No, non pensate al vostro prossimo smartphone. Per ora.
NVIDIA e MediaTek portano Ray Tracing e DLSS su architettura ARM: ed è subito primato!
Nicola Ligas
Nicola Ligas

Alla Game Developers Conference (GDC), NVIDIA ha svelato nuove demo tecniche, in particolare con Wolfenstein: Youngblood, che per la prima volta portano tecnologie delle schede GeForce RTX, come Ray Tracing e DLSS, su un processore con architettura ARM, nello specifico a marchio MediaTek.

Oltre a Wolfenstein: Youngblood, protagonista di due demo con riflessi ray-tracing in tempo reale e DLSS, NVIDIA ha mostrato anche la demo di The Bistro, con ray-tracing, RTX Direct Illumination (RTXDI) e NVIDIA Optix AI-Acceleration Denoiser (NRD) abilitati.

Tutte le demo sono in esecuzione in tempo reale su piattaforma MediaTek Kompanio 1200 (MT8195), con una GPU GeForce RTX 3060.

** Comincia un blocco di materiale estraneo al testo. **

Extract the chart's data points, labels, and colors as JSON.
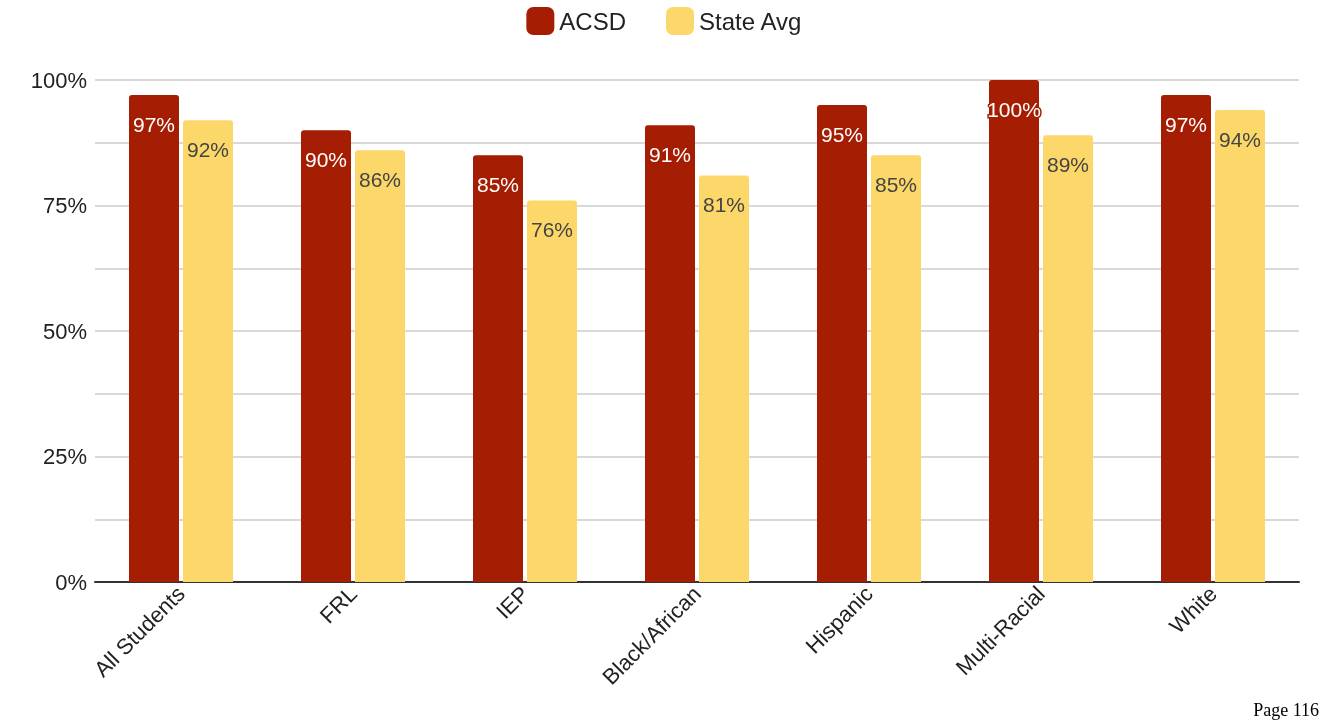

Oltre alle tecnologie già citate, NVIDIA è al lavoro per supportare anche RTX Memory Utility (RTXMU), che ottimizza i processi utilizzati dalle applicazioni per la memoria grafica, ed RTX Global Illumination (RTXGI), che aiuta a ricreare i riflessi di luce del mondo reale negli ambienti. L'SDK per RTXDI, NRD e RTXMU su architettura ARM, insieme a Linux e Chromium (ovvero Chrome OS), sono già disponibili; quelli per RTXGI e DLSS arriveranno prossimamente.

Attenzione: non stiamo parlando ancora di uno smartphone con Ray-Tracing e DLSS, ma come afferma Jim Kjellin, chief technology officer di Machinegames, "Un gioco basato su iD Tech che gira su una CPU ARM con ray tracing abilitato è un passo significativo in un percorso che porterà a molte più piattaforme di gioco che saranno disponibili per tutti gli sviluppatori di giochi". Al momento comunque il target sono PC ad alte prestazioni basati su ARM, su una più ampia varietà di piattaforme, come testimoniato dal supporto Linux e Chromium, ma un domani chissà.